Good, that would give him time to complete the other business he had in town. Although, so far, that was proving more difficult than he had imagined.

He turned back to March. ‘I don’t suppose—no,’ he answered his own question, shaking his head ruefully. ‘Sorry.’ He grimaced at her enquiring look. ‘I’m making enquiries about a friend of mine who was staying at the hotel until a few days ago, but as he was another stranger, I don’t suppose you would know anything about him, either!’

March eyed him mockingly. ‘I don’t suppose I would.’

Will grinned. ‘Never at a loss for words, are you?’ he said admiringly.

‘Only when invited out to dinner by a complete stranger,’ she mocked her own momentary lack of composure a few minutes ago when he’d made the invitation.

He chuckled softly. ‘It isn’t too late to change your mind about that…?’

‘I’ll pass, thanks,’ she returned smilingly, her attention distracted behind him at that moment as the bell rang over the door to announce a new arrival.
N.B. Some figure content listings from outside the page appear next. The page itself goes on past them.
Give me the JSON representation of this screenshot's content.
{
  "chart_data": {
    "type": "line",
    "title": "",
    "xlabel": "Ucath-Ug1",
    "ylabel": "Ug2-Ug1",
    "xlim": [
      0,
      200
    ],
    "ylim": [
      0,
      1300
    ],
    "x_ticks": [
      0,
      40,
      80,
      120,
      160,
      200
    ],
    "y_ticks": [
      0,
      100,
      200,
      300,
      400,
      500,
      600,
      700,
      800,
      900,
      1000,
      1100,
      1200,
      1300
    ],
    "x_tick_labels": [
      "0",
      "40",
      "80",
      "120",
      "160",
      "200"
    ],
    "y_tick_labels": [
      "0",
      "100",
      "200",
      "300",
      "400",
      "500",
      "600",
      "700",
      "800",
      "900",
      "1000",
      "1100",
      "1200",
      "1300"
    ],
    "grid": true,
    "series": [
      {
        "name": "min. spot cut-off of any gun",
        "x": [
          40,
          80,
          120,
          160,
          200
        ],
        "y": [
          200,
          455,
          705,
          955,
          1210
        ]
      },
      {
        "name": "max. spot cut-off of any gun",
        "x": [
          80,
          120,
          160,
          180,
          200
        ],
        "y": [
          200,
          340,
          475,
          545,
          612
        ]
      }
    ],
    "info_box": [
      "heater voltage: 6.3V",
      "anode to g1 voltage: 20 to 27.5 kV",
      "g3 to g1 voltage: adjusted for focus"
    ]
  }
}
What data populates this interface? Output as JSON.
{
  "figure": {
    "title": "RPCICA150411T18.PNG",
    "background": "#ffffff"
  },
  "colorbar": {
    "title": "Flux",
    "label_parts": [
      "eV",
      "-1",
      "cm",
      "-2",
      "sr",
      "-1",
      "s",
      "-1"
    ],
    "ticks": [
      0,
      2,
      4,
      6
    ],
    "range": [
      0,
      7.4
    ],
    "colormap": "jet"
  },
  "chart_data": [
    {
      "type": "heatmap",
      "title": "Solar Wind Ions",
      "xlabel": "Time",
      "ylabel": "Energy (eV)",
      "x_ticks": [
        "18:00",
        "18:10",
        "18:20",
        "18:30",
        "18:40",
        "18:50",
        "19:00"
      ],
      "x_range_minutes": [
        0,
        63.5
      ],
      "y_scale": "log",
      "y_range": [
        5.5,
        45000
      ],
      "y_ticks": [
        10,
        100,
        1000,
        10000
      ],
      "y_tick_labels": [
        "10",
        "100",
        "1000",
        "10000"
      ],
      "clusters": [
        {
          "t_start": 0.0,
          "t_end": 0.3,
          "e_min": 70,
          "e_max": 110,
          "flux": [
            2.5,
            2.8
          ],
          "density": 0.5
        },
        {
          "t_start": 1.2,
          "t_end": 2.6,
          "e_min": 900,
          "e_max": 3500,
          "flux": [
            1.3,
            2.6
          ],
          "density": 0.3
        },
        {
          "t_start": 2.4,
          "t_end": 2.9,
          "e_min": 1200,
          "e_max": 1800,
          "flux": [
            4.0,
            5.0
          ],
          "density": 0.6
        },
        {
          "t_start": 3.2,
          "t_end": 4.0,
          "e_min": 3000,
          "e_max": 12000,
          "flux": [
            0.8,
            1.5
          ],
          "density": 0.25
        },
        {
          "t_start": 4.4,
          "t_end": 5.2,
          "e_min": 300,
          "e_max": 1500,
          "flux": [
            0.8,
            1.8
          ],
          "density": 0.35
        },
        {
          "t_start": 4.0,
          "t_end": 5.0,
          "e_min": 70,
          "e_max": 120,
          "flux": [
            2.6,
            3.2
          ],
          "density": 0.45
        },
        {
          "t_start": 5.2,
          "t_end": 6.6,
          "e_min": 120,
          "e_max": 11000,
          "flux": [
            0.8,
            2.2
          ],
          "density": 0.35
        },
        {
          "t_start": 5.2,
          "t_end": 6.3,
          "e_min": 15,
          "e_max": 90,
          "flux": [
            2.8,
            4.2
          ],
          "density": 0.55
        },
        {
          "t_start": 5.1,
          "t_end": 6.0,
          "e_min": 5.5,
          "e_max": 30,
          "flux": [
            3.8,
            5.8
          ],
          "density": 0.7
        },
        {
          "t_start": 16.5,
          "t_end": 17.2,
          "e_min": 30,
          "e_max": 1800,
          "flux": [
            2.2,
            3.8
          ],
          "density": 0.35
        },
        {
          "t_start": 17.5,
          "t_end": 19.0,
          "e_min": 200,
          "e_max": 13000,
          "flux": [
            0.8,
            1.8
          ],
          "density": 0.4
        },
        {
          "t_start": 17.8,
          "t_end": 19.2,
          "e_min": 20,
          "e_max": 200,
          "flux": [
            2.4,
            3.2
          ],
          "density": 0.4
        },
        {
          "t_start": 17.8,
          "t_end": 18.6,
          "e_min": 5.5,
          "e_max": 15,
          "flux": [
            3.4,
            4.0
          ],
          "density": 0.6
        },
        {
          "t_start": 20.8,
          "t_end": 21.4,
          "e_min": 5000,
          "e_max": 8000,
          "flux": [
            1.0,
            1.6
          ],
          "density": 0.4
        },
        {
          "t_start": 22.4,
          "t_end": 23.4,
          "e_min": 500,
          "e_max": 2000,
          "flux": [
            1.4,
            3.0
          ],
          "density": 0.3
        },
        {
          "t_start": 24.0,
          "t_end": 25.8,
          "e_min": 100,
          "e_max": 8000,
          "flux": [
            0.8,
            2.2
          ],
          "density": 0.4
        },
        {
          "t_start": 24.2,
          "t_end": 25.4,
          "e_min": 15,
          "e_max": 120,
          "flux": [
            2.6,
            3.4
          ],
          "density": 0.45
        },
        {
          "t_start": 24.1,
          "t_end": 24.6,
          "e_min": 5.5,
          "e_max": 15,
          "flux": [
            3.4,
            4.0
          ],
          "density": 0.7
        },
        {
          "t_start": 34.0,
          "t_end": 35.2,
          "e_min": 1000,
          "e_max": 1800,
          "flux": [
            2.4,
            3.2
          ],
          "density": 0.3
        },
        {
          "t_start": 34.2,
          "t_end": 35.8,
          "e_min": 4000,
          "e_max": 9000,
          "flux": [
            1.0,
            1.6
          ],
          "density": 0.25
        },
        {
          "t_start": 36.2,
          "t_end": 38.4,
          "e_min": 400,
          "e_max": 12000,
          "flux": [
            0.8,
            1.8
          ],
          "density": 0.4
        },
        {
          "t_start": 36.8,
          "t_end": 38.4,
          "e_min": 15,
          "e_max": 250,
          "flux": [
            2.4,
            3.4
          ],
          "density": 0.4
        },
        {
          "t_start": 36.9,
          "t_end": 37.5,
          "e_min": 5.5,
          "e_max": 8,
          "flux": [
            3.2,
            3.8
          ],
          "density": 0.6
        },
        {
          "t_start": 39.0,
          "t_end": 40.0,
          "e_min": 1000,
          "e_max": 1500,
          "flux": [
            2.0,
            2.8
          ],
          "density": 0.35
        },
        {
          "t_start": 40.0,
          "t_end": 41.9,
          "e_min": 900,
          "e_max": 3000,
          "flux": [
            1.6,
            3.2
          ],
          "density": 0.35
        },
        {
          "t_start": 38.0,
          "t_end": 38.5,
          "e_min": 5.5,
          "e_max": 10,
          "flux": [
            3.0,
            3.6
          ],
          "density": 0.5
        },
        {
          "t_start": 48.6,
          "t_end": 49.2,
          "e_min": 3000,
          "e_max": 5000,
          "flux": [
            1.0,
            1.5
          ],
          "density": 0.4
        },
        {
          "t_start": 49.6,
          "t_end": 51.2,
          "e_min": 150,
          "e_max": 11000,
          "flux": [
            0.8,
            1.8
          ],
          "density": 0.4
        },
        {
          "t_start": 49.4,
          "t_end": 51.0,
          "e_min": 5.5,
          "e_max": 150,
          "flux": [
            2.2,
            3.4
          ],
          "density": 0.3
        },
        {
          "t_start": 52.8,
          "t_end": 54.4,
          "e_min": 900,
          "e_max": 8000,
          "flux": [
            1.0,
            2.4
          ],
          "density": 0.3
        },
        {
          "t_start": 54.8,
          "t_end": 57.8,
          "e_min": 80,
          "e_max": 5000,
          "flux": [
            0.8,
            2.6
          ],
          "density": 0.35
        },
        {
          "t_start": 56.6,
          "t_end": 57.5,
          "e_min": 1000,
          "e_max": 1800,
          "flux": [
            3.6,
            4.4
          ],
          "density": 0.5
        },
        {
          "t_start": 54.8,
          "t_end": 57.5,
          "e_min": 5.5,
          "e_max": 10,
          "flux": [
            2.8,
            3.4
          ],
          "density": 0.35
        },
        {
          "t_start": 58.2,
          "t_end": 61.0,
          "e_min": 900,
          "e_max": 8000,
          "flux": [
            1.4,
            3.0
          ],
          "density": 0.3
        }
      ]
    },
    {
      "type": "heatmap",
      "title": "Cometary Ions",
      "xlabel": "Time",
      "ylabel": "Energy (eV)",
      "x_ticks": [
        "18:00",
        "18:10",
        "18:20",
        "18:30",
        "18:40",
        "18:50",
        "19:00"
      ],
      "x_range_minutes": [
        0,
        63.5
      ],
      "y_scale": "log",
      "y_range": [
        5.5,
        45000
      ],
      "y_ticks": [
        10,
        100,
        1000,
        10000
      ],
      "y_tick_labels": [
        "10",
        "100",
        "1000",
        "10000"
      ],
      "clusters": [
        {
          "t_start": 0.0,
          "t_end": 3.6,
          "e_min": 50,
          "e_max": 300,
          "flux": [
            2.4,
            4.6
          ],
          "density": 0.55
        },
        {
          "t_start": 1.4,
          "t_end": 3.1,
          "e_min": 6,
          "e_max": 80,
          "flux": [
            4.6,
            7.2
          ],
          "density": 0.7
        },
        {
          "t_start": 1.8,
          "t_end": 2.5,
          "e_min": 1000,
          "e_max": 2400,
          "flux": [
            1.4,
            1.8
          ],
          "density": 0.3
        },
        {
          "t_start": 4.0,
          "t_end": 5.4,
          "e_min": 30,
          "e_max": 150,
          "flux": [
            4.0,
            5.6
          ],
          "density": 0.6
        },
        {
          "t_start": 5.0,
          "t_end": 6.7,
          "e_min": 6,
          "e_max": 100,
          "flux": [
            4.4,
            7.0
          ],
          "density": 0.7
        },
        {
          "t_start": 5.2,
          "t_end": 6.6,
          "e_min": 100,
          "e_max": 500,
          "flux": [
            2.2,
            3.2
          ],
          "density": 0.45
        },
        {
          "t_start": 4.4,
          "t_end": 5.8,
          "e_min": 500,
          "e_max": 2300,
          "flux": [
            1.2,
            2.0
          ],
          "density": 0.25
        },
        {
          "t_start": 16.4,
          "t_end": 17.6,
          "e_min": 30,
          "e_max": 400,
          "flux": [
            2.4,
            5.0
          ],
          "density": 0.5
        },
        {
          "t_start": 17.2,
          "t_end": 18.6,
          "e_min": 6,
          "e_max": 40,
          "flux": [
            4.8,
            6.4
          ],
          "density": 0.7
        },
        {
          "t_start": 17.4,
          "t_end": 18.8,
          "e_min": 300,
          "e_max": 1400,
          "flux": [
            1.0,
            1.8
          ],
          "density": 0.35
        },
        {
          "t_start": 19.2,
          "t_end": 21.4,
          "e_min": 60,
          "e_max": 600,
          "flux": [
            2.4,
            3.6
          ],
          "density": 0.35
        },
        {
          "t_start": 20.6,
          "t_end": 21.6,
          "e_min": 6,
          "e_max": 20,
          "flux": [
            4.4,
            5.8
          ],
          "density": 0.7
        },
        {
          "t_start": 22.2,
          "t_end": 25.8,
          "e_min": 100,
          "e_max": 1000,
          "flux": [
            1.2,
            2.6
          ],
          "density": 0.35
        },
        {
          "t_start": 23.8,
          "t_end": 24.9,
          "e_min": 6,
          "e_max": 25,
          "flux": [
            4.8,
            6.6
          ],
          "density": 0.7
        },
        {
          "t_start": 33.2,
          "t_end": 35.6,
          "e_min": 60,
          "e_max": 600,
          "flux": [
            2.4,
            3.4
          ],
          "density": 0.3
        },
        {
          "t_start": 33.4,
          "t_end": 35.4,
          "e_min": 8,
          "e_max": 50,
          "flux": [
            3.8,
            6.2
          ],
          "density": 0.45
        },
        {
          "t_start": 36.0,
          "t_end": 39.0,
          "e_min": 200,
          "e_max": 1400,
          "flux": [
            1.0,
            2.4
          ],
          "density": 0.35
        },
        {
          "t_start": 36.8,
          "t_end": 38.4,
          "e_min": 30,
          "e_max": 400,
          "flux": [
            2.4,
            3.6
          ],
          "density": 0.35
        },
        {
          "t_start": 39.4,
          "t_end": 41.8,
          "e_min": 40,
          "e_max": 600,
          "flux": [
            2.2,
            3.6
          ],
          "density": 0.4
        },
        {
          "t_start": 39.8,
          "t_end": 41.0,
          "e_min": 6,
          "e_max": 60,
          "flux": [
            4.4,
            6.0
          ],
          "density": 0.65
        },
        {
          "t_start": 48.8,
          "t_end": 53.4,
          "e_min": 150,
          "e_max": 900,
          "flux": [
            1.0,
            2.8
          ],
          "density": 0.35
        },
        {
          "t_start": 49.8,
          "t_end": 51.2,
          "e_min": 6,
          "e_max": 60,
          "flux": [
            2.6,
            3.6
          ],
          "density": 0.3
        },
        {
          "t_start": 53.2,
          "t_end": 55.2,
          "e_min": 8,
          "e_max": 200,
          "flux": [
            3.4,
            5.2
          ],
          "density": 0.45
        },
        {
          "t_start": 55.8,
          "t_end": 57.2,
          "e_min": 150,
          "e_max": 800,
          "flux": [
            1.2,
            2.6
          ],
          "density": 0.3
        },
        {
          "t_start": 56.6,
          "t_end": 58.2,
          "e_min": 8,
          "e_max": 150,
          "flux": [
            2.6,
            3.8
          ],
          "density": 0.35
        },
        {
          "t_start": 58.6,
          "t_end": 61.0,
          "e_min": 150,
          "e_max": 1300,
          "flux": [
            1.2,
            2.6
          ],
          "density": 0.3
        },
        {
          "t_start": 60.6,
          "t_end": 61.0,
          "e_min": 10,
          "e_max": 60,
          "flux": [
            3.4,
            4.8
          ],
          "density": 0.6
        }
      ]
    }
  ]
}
‘Thanks for this, March.’ Will held up the piece of paper with the address on it. ‘You can have my parking space now, if you want it,’ he added goadingly.

March gave him a look from beneath deliberately frowning brows. ‘I believe that was my parking space, Mr Davenport—and I won’t bother now, if you don’t mind.’ She laughed in spite of herself.

Will nodded politely to the man and woman who had just entered, deciding from their business suits, and general air of ownership, that they were probably the Mr Carter and Miss Jones that March kept referring to.

He glanced back inside before driving away, raising a hand in parting to March as he saw she was looking out of the window at him, too. Still with that self-satisfied smile curving her lips, the little minx.

Pity she had turned down his dinner invitation. Although, perhaps with the controversial circumstances of his being in the area, it was probably better not to involve her.

From what he had already been told, he was going to have enough trouble with certain members of the community, without becoming personally involved with another one of them.